3rd February 1355
Winter’s icy blast whistled and howled across the Northern Pyrenees. Before the last flake of snow had fluttered gently to ground the golden eagle rose from her eyrie on top of Rocher de Batail, the improbable pillar of limestone towering above the upper reaches of the Ariege River.
The eagle assessed the direction of the wind and lifted her wings. In a split second, she was airborne. She drifted north with the river, away from winter, towards spring. As she hunted for food and for a mate, a burst of sunshine produced thermals in the valley. She was free to idle away a portion of the day soaring effortlessly above and around the Chateau de Foix.
Far below, in a cavern deep beneath the chateau, warm water gushed from a fissure in the dark rock. The water carried the faintest smell of sulphur but was a perfect temperature for bathing. It flowed across the floor of a large cavern, passing through four man-made pools cut into the cavern floor. Each pool was shaped to allow an occupant to lie in comfort as the water flowed over them.
Steam rose continuously and in the torchlight seemed as solid as the rock itself, albeit in perpetual swirling motion. Iorches, which lined a terrace overlooking the cavern, revealed that this was no man-made chamber. The arching walls, which supported a roof too high to be clearly seen, were natural rock.
The terrace and the curving staircase leading up to it were, however, elegantly constructed; romanesque.
Ximene Trencavel rose from one of the small pools and walked across the floor, splashing through the water until she stood directly below the spring. She lifted her arms above her head, as she revolved slowly on tiptoe, so that the invigorating cascade massaged every inch of her body.
As Ximene lingered under the natural shower, she made up her mind that the time for prevarication was over. She glanced upwards towards the terrace, hardly noticing the dramatic background; she had seen it a thousand times before. She knew he was there, brooding, unhappy, perhaps incapable of happiness. She left the shower, determined to take the first steps in shaping her destiny and that must be to separate her destiny from his. She climbed the staircase towards him.
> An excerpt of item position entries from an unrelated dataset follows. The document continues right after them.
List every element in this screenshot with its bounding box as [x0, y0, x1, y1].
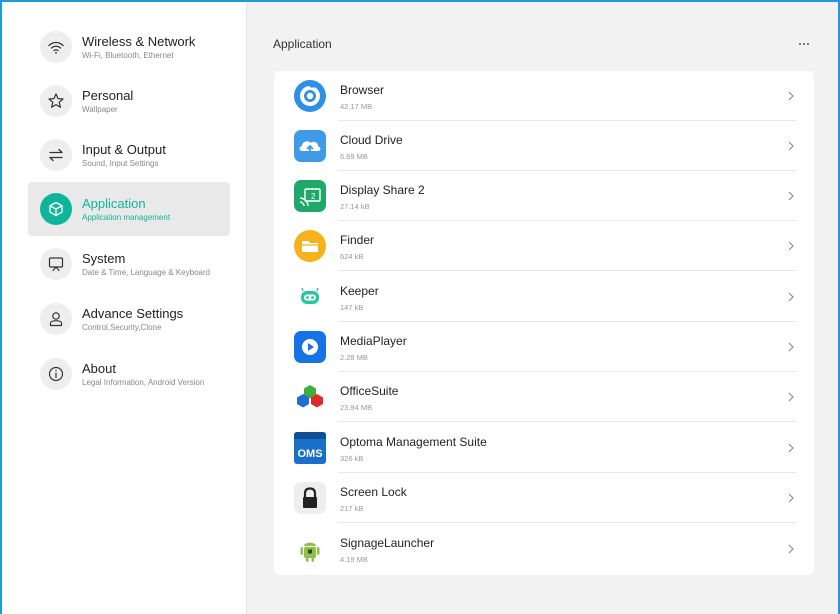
swap-arrows-icon — [40, 139, 72, 171]
application-list: Browser 42.17 MB Cloud Drive 6.69 MB 2 D… — [274, 71, 814, 575]
media-player-icon — [294, 331, 326, 363]
sidebar-item-title: Input & Output — [82, 141, 166, 157]
keeper-robot-icon — [294, 281, 326, 313]
sidebar: Wireless & Network Wi-Fi, Bluetooth, Eth… — [2, 2, 247, 614]
app-row-optoma-management-suite[interactable]: OMS Optoma Management Suite 326 kB — [274, 423, 814, 473]
sidebar-item-application[interactable]: Application Application management — [28, 182, 230, 236]
sidebar-item-subtitle: Legal Information, Android Version — [82, 377, 205, 387]
sidebar-item-wireless-network[interactable]: Wireless & Network Wi-Fi, Bluetooth, Eth… — [28, 20, 230, 74]
chevron-right-icon — [788, 91, 794, 101]
chevron-right-icon — [788, 141, 794, 151]
chevron-right-icon — [788, 544, 794, 554]
svg-text:2: 2 — [311, 192, 316, 201]
app-row-cloud-drive[interactable]: Cloud Drive 6.69 MB — [274, 121, 814, 171]
oms-icon: OMS — [294, 432, 326, 464]
sidebar-item-advance-settings[interactable]: Advance Settings Control,Security,Clone — [28, 292, 230, 346]
app-size: 624 kB — [340, 252, 364, 261]
sidebar-item-title: About — [82, 360, 116, 376]
app-size: 217 kB — [340, 504, 364, 513]
app-row-officesuite[interactable]: OfficeSuite 23.94 MB — [274, 372, 814, 422]
app-name: MediaPlayer — [340, 334, 407, 348]
app-size: 23.94 MB — [340, 403, 373, 412]
info-icon — [40, 358, 72, 390]
app-name: Finder — [340, 233, 375, 247]
sidebar-item-subtitle: Wallpaper — [82, 104, 118, 114]
more-options-button[interactable] — [794, 36, 814, 52]
wifi-icon — [40, 31, 72, 63]
page-title: Application — [273, 37, 332, 51]
star-icon — [40, 85, 72, 117]
app-size: 42.17 MB — [340, 102, 373, 111]
chevron-right-icon — [788, 443, 794, 453]
chevron-right-icon — [788, 241, 794, 251]
lock-icon — [294, 482, 326, 514]
sidebar-item-title: Advance Settings — [82, 305, 184, 321]
sidebar-item-subtitle: Sound, Input Settings — [82, 158, 159, 168]
chevron-right-icon — [788, 493, 794, 503]
app-row-screen-lock[interactable]: Screen Lock 217 kB — [274, 473, 814, 523]
divider — [338, 522, 796, 523]
sidebar-item-about[interactable]: About Legal Information, Android Version — [28, 347, 230, 401]
app-name: Screen Lock — [340, 485, 407, 499]
app-size: 326 kB — [340, 454, 364, 463]
app-name: Optoma Management Suite — [340, 435, 487, 449]
chevron-right-icon — [788, 392, 794, 402]
oms-icon-text: OMS — [297, 448, 322, 460]
app-name: SignageLauncher — [340, 536, 435, 550]
cube-icon — [40, 193, 72, 225]
app-size: 2.28 MB — [340, 353, 368, 362]
display-share-icon: 2 — [294, 180, 326, 212]
app-row-browser[interactable]: Browser 42.17 MB — [274, 71, 814, 121]
user-icon — [40, 303, 72, 335]
app-row-signagelauncher[interactable]: SignageLauncher 4.19 MB — [274, 524, 814, 574]
chevron-right-icon — [788, 342, 794, 352]
sidebar-item-subtitle: Control,Security,Clone — [82, 322, 162, 332]
finder-folder-icon — [294, 230, 326, 262]
app-row-display-share-2[interactable]: 2 Display Share 2 27.14 kB — [274, 171, 814, 221]
app-name: Display Share 2 — [340, 183, 425, 197]
browser-icon — [294, 80, 326, 112]
sidebar-item-title: System — [82, 250, 126, 266]
sidebar-item-subtitle: Wi-Fi, Bluetooth, Ethernet — [82, 50, 174, 60]
app-name: OfficeSuite — [340, 384, 399, 398]
cloud-drive-icon — [294, 130, 326, 162]
sidebar-item-title: Application — [82, 195, 146, 211]
app-size: 147 kB — [340, 303, 364, 312]
sidebar-item-title: Wireless & Network — [82, 33, 196, 49]
sidebar-item-subtitle: Application management — [82, 212, 171, 222]
app-size: 4.19 MB — [340, 555, 368, 564]
app-row-finder[interactable]: Finder 624 kB — [274, 221, 814, 271]
app-size: 6.69 MB — [340, 152, 368, 161]
android-icon — [294, 533, 326, 565]
app-size: 27.14 kB — [340, 202, 370, 211]
chevron-right-icon — [788, 292, 794, 302]
sidebar-item-personal[interactable]: Personal Wallpaper — [28, 74, 230, 128]
app-name: Browser — [340, 83, 385, 97]
app-name: Cloud Drive — [340, 133, 403, 147]
officesuite-icon — [294, 381, 326, 413]
chevron-right-icon — [788, 191, 794, 201]
more-horizontal-icon — [799, 43, 801, 45]
settings-window: Wireless & Network Wi-Fi, Bluetooth, Eth… — [2, 2, 838, 614]
sidebar-item-title: Personal — [82, 87, 134, 103]
monitor-icon — [40, 248, 72, 280]
app-row-keeper[interactable]: Keeper 147 kB — [274, 272, 814, 322]
sidebar-item-input-output[interactable]: Input & Output Sound, Input Settings — [28, 128, 230, 182]
divider — [338, 421, 796, 422]
divider — [338, 270, 796, 271]
app-name: Keeper — [340, 284, 379, 298]
app-row-mediaplayer[interactable]: MediaPlayer 2.28 MB — [274, 322, 814, 372]
sidebar-item-subtitle: Date & Time, Language & Keyboard — [82, 267, 211, 277]
sidebar-item-system[interactable]: System Date & Time, Language & Keyboard — [28, 237, 230, 291]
She had no self-consciousness as she emerged from the curtain of steam and ascended the staircase. Dominic came to meet her and handed her a thick wooden dressing gown.
Habitually, Ximene delayed putting on the gown for a long minute and even then swung it round her shoulders, giving him every opportunity to admire her body. Then, pushing her arms into the sleeves of the gown, she tied it firmly round her waist.
She returned Dominic’s stare and smiled. Taking his hand, she led him to two wooden armchairs that gave a view across the chamber. She gazed at him, shaping her face to show sympathy, taking care to force a smile.
‘I am sorry; I will have good memories … but now the Transition is complete. You know that as from tonight we become “Credentes”; believers. Our Cathar faith requires that our relationships, all our relationships, start anew.
Dominic spluttered to get the words out of his mouth. ‘Some of our group want to sleep together after the farewell dinner; I just thought it would be wonderful if we did the same.’
‘No, Dominic. It is not something I want to do. All you can do is express your love for me and patiently await my reply.
‘Isn’t that what I am doing now?’
The smile left Ximene’s face. Perhaps, as she had occasionally suspected, Dominic really was stupid.
The softness left Ximene’s voice.
‘No, it is not something I want to do.’ She rose and walked determinedly out of the chamber and down the corridor towards her own apartment.
Dominic waited until Ximene was out of sight before banging his fist into the arm of his chair. He found it difficult to decide whether to run after her, begging, or to stay behind, proudly indifferent. He chose the latter course but told himself a lie, because he was far from indifferent. He burned with indignation; he was humiliated by the rejection.